Fascinado pela descoberta, Aureliano leu em voz alta, sem saltos, as encíclicas
cantadas que o próprio Melquíades fizera Arcadio escutar e que, na realidade,
eram as predições da sua execução, e encontrou anunciado o nascimento da mulher
mais bela do mundo que estava subindo ao céu de corpo e alma, e conheceu a
origem de dois gêmeos póstumos que renunciavam a decifrar os pergaminhos, não
só por incapacidade e inconstância, mas porque as suas tentativas eram
prematuras. Neste ponto, impaciente por conhe cer a sua própria origem,
Aureliano deu um salto. Então começou o vento, fraco, incipiente, cheio de
vozes do passado, de murmúrios de gerânios antigos, de suspiros de desenganos
anteriores às nostalgias mais persistentes. Não o percebeu porque naquele
momento estava descobrindo os primeiros indícios do seu ser, num avô
concupiscente que se deixava arrastar pela frivolidade através de um ermo
alucinado, em busca de uma mulher formosa a quem não faria feliz. Aureliano o
reconheceu, perseguiu os caminhos ocultos da sua descendência e encontrou o
instante da sua própria concepção entre os escorpiões e as borboletas amarelas
de um banheiro crepuscular, onde um operário saciava a sua luxúria com uma
mulher que se entregava a ele por rebeldia. Estava tão absorto que também não
sentiu a segunda arremetida do vento, cuja potência ciclônica arrancou das
dobradiças as portas e as janelas, esfarelou o teto da galeria oriental e
desprendeu os cimentos.
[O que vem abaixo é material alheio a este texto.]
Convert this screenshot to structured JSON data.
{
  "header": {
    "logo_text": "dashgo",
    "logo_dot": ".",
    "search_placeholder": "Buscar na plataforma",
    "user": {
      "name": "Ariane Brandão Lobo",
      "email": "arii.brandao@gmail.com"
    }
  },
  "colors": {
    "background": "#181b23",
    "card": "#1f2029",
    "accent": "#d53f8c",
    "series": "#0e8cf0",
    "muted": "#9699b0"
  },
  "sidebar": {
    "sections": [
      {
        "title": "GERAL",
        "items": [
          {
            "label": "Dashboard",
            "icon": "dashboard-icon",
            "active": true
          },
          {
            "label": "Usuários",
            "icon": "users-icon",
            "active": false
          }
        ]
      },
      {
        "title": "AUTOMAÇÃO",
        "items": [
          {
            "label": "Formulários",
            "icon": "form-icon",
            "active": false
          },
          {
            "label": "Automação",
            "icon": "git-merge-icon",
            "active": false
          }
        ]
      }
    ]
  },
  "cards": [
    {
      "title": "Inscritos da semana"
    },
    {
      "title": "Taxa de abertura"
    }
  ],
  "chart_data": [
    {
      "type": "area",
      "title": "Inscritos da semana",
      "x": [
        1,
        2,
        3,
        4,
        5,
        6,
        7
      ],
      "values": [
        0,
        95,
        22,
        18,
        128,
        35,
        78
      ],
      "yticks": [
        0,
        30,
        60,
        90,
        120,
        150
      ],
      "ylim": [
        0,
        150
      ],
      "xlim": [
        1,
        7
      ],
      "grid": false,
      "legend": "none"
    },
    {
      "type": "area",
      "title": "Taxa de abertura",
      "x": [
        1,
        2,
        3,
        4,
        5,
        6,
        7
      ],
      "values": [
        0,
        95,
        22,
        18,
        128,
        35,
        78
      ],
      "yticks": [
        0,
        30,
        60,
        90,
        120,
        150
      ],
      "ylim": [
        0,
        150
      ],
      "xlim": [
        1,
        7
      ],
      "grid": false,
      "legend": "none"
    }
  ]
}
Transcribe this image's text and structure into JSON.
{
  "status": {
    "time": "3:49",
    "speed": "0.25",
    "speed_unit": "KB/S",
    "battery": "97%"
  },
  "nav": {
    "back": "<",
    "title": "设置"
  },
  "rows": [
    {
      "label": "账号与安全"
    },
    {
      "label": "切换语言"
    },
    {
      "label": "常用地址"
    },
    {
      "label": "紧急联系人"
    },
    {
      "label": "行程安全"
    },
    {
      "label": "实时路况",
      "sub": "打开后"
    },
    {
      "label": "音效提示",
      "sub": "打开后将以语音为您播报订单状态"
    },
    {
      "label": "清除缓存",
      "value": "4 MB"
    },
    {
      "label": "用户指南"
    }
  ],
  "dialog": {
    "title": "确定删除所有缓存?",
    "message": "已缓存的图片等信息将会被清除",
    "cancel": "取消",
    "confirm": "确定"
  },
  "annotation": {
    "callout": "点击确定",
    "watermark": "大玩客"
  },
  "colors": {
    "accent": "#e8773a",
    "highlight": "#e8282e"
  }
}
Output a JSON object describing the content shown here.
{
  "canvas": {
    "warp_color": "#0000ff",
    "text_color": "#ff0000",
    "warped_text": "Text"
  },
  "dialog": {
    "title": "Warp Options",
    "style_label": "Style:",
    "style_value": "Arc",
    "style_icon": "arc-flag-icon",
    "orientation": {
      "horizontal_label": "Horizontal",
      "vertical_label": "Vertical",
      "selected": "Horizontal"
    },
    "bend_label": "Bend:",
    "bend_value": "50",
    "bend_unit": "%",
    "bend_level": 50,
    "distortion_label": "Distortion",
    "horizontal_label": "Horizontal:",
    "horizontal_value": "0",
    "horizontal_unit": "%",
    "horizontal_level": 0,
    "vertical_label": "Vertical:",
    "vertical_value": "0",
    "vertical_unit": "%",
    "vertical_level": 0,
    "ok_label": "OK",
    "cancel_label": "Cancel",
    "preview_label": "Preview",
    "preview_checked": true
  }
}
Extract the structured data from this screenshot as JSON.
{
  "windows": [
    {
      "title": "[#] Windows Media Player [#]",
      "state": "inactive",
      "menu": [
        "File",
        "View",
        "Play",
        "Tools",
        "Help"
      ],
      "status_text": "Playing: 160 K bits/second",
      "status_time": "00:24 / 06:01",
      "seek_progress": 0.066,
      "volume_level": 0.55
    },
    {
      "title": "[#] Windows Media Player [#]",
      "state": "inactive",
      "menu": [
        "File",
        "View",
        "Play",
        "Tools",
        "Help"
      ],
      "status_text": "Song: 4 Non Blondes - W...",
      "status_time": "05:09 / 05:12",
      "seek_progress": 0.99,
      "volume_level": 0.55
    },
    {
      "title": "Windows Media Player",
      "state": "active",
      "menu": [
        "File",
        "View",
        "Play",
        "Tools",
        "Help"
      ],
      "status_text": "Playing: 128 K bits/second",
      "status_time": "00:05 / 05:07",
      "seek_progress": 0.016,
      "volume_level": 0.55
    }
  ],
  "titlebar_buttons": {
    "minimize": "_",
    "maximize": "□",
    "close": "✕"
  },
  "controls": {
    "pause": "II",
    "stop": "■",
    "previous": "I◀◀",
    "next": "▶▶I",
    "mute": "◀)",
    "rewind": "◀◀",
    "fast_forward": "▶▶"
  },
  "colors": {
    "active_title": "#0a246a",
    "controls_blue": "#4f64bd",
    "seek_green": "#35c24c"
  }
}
Só então descobriu que Amaranta Úrsula não era sua
irmã, mas sua tia, e que Francis Drake tinha assaltado Riohacha só para que
eles pudessem se perseguir pelos labirintos mais intrincados do sangue, até
engendrar o animal mitológico que haveria de pôr fim à estirpe. Macondo já era
um pavoroso rodamoinho de poeira e escombros, centrifugado pela cólera do
furacão bíblico, quando Aureliano pulou onze páginas para não perder tempo com
fatos conhecidos demais e começou a decifrar o instante que estava vivendo,
decifrando-o à medida que o vivia, profetizando-se a si mesmo no ato de
decifrar a última página dos pergaminhos, como se estivesse vendo a si mesmo
num espelho falado. Então deu Outro salto para se antecipar às predições e
averiguar a data e as circunstâncias da sua morte. Entretanto, antes de chegar
ao verso final já tinha compreendido que não sairia nunca daquele quarto, pois
estava previsto que a cidade dos espelhos (ou das miragens) seria arrasada pelo
vento e desterrada da memória dos homens no instante em que Aureliano Babilonia
acabasse de decifrar os pergaminhos e que tudo o que estava escrito neles era
irrepetível desde sempre e por todo o sempre, porque as estirpes condenadas a
cem anos de solidão não tinham uma segunda oportunidade sobre a terra “
“...tinham uma segunda oportunidade
sobre a terra”, inclusive, foi escrito sobre o vidro da janela, pois não havia
mais espaço na parede do sótão.
O avô da minha amiga não estava no sótão. Havia
desaparecido e nunca mais foi encontrado.
Só anos depois é que tive a coragem de
ler o livro, e até hoje preocupo-me seriamente com quem diz que vai lê-lo.